Retail giants have focused much of their online efforts on wealthy Americans. Now, companies like Amazon and Walmart are trying to target customers living in poverty. 

Earlier this year, the US Department of Agriculture announced that Walmart and Amazon would be among the retailers participating in a pilot program that allows SNAP recipients to buy groceries online.

“The Internet might be the next big hope for rural food deserts,” Axios wrote of the pilot program. 

E-commerce efforts at major players like Walmart and Amazon have, so far, been primarily focused on wealthier Americans. Online shoppers tend to be more affluent, with 55% of e-commerce shoppers living in households with incomes greater than $75,000. 

In 2015, the average income of an Amazon Prime household was $69,300, roughly $15,000 higher than the average American income.

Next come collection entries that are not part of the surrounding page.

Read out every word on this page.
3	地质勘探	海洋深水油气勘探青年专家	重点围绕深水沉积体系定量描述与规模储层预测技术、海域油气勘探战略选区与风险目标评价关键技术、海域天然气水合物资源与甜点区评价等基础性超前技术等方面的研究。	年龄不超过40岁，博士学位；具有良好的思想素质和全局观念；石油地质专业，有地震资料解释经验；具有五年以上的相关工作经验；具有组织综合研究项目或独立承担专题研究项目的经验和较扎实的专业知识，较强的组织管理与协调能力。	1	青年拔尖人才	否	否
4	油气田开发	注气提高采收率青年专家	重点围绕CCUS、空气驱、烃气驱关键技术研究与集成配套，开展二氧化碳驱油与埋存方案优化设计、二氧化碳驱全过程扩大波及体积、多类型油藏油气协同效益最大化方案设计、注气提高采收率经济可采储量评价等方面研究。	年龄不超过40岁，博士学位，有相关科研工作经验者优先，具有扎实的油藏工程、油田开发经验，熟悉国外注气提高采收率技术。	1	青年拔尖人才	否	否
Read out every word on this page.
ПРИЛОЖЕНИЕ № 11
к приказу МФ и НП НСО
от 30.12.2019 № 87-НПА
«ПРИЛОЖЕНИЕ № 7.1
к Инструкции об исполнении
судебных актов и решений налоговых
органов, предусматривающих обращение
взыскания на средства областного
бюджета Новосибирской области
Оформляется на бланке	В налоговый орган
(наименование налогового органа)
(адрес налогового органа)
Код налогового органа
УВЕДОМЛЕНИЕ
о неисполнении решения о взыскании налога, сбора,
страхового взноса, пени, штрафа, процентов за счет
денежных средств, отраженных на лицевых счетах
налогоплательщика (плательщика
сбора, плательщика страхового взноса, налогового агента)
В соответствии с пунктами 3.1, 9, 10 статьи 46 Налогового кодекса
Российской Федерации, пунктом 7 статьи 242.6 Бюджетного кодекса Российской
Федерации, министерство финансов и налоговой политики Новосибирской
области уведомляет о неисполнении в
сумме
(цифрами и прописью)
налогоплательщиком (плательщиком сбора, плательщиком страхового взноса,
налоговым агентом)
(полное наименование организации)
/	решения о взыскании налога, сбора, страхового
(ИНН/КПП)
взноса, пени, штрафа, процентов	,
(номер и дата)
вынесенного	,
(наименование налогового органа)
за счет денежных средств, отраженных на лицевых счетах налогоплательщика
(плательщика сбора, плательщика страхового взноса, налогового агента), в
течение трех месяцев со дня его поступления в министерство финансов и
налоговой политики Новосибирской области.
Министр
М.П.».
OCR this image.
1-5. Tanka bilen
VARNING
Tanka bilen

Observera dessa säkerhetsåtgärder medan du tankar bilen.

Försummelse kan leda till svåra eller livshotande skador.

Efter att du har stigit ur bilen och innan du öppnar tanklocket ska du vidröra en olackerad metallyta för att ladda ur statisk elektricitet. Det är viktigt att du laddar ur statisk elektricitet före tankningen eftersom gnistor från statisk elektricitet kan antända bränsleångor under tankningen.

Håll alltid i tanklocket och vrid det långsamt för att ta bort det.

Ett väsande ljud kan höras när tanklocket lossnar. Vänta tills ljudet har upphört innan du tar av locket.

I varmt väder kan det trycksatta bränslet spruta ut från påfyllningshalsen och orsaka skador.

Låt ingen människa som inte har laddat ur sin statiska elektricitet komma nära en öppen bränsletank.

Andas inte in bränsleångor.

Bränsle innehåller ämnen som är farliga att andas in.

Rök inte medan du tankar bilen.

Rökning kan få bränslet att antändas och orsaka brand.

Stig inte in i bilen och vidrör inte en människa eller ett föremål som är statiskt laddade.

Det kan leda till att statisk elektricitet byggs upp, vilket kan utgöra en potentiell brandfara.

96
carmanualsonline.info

Walmart’s e-commerce investments have focused on trendier brands that are significantly more expensive than its typical wares, such as the hip women’s brand ModCloth and the menswear line Bonobos. 

However, retailers are now realizing that there’s money to be made on the other end of the spectrum. 

As department stores like Sears and Macy’s have struggled to grow sales, dollar stores and other super-budget retailers are dominating. From 2010 to 2015, dollar store sales grew from $30.4 billion to $45.3 billion in the US. In September, dollar stores and discount stores attracted more purchases than any other type of store, according to a Gordon Haskett survey of roughly 500 households. 

Dollar stores’ success is based on their ability to provide what lower-income households need when they have no other options. 

“Essentially what the dollar stores are betting on in a large way is that we are going to have a permanent underclass in America,” Garrick Brown, director for retail research at the commercial real estate company Cushman & Wakefield, told Bloomberg. “It’s based on the concept that the jobs went away, and the jobs are never coming back, and that things aren’t going to get better in any of these places.”

Now, Walmart and Amazon want to win over that “permanent underclass” online. 

The quest for wealthy customers is increasingly competitive — and saturated. Last year, Piper Jaffray estimated that almost 75% of households with an income of over $112,000 a year are Prime Members. Meanwhile, less than half of households making $21,000 to $41,000 (the lowest bracket measured by Piper Jaffray) were estimated to have a Prime membership. 

Changes such as the SNAP pilot program and Amazon’s less-expensive Prime for low-income customers are attempting to change that. Dollar stores have proven that marketing to lower-income customers can be a profitable decision. Now, major retailers are ready to apply that theory to e-commerce.